State sponsors of terrorism are entitled to due process too: The amended foreign sovereign immunities act is unconstitutional

Abstract

In 1996, Congress, as part of the Antiterrorism and Effective Death Penalty Act of 1996, amended the list of noncommercial tort exceptions to sovereign immunity in the Foreign Sovereign Immunities Act ("FSIA") in response to a federal court's determination that it lacked subject matter jurisdiction over Libya and alleged Libyan terrorists in Smith v. Socialist People's Libyan Arab Jamahiriya, one of many cases resulting from the terrorist bombing of Pan Am Flight 103 over Lockerbie, Scotland. The ambiguously worded amendment appears to give federal courts both subject matter jurisdiction, which Congress clearly intended, and personal jurisdiction over the seven nations currently listed by the Executive Branch as "state sponsors of terrorism." The United States District Court for the Southern District of New York, the only court to address the amended FSIA, unconstitutionally interpreted it as according the court personal jurisdiction over Libya in the re-filed suit by the survivors, executors, administrators, and personal representatives of those killed over Lockerbie.
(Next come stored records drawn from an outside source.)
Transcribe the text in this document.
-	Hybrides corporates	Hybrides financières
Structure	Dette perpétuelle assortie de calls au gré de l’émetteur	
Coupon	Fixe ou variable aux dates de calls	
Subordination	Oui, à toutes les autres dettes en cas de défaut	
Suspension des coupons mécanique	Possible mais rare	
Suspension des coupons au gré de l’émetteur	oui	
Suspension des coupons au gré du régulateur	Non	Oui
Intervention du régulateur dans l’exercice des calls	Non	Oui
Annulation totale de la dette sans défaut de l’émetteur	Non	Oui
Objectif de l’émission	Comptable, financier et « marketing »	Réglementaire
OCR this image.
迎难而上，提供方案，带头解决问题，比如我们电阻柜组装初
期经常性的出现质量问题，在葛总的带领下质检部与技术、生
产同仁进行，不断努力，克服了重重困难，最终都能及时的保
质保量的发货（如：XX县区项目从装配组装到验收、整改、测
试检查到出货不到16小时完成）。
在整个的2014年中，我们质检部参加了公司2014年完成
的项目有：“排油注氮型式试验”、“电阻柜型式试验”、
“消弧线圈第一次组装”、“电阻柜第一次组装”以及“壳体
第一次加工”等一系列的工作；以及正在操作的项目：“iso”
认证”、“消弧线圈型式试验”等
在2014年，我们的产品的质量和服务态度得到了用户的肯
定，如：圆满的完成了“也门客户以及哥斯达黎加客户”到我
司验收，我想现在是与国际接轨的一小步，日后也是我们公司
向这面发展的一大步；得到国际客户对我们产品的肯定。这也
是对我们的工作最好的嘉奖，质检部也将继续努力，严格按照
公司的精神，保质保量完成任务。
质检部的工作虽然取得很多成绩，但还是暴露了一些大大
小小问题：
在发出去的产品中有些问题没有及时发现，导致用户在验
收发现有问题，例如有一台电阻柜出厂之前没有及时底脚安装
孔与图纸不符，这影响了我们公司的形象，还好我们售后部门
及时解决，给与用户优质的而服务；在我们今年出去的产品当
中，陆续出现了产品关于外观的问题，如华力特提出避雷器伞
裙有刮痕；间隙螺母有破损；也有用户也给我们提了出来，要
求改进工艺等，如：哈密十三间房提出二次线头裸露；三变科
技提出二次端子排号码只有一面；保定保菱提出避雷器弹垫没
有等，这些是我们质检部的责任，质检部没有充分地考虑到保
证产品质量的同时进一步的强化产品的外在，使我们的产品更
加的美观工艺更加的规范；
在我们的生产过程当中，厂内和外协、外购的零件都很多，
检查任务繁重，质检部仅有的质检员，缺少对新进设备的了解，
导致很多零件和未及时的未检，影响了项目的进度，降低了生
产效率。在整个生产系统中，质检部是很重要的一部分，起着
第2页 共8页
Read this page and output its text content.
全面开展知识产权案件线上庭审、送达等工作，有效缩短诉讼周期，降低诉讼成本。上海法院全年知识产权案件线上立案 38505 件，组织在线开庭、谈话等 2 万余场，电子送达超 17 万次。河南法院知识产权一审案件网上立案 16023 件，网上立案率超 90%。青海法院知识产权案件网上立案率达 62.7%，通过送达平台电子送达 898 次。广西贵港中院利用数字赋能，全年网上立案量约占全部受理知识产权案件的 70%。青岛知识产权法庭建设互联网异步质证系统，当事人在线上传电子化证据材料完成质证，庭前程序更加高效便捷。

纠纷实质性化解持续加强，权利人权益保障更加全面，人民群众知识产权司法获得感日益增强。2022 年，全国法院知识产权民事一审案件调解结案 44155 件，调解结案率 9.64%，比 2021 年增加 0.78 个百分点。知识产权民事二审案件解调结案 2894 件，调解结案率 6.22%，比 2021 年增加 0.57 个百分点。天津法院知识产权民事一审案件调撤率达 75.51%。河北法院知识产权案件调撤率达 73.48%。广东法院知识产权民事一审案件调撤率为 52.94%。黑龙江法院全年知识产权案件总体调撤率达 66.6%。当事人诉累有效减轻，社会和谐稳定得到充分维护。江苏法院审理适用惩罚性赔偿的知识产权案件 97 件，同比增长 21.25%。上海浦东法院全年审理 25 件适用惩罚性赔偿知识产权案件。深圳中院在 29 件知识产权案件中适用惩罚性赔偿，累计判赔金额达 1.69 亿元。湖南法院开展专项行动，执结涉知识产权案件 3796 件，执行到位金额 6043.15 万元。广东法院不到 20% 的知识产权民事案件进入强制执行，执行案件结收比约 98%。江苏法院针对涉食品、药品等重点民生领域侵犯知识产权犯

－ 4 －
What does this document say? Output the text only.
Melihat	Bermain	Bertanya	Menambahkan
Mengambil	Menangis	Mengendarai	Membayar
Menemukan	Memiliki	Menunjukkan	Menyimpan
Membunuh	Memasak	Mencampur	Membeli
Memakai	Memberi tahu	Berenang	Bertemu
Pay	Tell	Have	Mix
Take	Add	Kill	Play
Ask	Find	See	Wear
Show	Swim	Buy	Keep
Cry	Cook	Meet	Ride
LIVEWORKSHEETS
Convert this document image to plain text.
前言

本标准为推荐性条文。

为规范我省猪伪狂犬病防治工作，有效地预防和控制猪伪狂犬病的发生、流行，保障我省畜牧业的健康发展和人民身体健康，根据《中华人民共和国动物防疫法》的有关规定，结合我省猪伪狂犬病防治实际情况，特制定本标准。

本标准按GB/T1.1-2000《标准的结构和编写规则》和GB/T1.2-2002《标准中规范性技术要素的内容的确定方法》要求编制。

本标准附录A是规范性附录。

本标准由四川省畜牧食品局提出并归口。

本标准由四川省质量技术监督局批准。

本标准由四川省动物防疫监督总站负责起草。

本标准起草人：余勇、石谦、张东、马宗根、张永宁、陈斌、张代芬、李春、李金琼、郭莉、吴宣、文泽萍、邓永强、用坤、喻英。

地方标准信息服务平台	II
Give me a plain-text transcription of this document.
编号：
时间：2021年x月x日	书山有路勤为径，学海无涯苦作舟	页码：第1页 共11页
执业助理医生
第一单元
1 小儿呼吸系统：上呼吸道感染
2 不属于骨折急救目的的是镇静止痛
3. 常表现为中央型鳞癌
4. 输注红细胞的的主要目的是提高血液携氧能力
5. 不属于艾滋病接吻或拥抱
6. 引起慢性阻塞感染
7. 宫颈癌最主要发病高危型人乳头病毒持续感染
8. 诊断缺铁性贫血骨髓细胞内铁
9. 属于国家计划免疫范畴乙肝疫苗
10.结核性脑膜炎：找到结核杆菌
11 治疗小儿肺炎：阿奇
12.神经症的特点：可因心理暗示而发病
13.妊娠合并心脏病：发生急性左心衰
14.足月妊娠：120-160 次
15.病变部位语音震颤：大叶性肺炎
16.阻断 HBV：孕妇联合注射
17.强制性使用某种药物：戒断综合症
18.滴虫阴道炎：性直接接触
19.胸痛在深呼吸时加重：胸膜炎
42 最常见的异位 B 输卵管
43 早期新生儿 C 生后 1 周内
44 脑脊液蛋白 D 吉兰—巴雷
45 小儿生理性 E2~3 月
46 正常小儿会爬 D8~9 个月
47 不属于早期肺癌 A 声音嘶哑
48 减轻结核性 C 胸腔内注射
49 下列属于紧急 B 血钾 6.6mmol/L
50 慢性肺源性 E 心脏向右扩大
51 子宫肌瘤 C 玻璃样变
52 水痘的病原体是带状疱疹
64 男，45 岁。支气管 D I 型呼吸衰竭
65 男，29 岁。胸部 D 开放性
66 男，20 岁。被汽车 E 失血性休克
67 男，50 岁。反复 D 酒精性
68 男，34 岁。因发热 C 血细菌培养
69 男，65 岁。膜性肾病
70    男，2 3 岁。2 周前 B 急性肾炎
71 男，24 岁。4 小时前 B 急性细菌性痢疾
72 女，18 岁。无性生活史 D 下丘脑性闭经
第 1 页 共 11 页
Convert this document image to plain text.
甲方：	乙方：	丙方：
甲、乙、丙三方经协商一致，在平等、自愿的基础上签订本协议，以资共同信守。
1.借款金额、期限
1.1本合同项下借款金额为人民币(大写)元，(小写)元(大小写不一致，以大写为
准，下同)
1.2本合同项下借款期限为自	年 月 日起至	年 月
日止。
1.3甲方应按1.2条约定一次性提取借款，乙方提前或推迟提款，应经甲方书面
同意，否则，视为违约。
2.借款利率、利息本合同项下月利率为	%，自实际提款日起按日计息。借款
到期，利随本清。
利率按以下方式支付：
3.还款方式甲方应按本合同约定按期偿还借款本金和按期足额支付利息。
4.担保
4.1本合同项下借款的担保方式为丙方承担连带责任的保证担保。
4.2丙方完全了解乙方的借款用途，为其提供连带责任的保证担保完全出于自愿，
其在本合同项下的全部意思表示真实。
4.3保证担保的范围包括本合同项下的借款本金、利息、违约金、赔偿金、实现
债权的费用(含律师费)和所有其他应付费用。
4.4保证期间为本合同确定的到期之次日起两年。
This Article demonstrates that giving the court personal jurisdiction over a foreign sovereign simply because the Executive Branch has concluded that it is a "state sponsor of terrorism" or because an offshore terrorist act had some "effect" in the United States would violate the Due Process Clause of the Fifth Amendment absent the performance of traditional "minimum contacts" analysis under both the specific and general personal jurisdiction tests.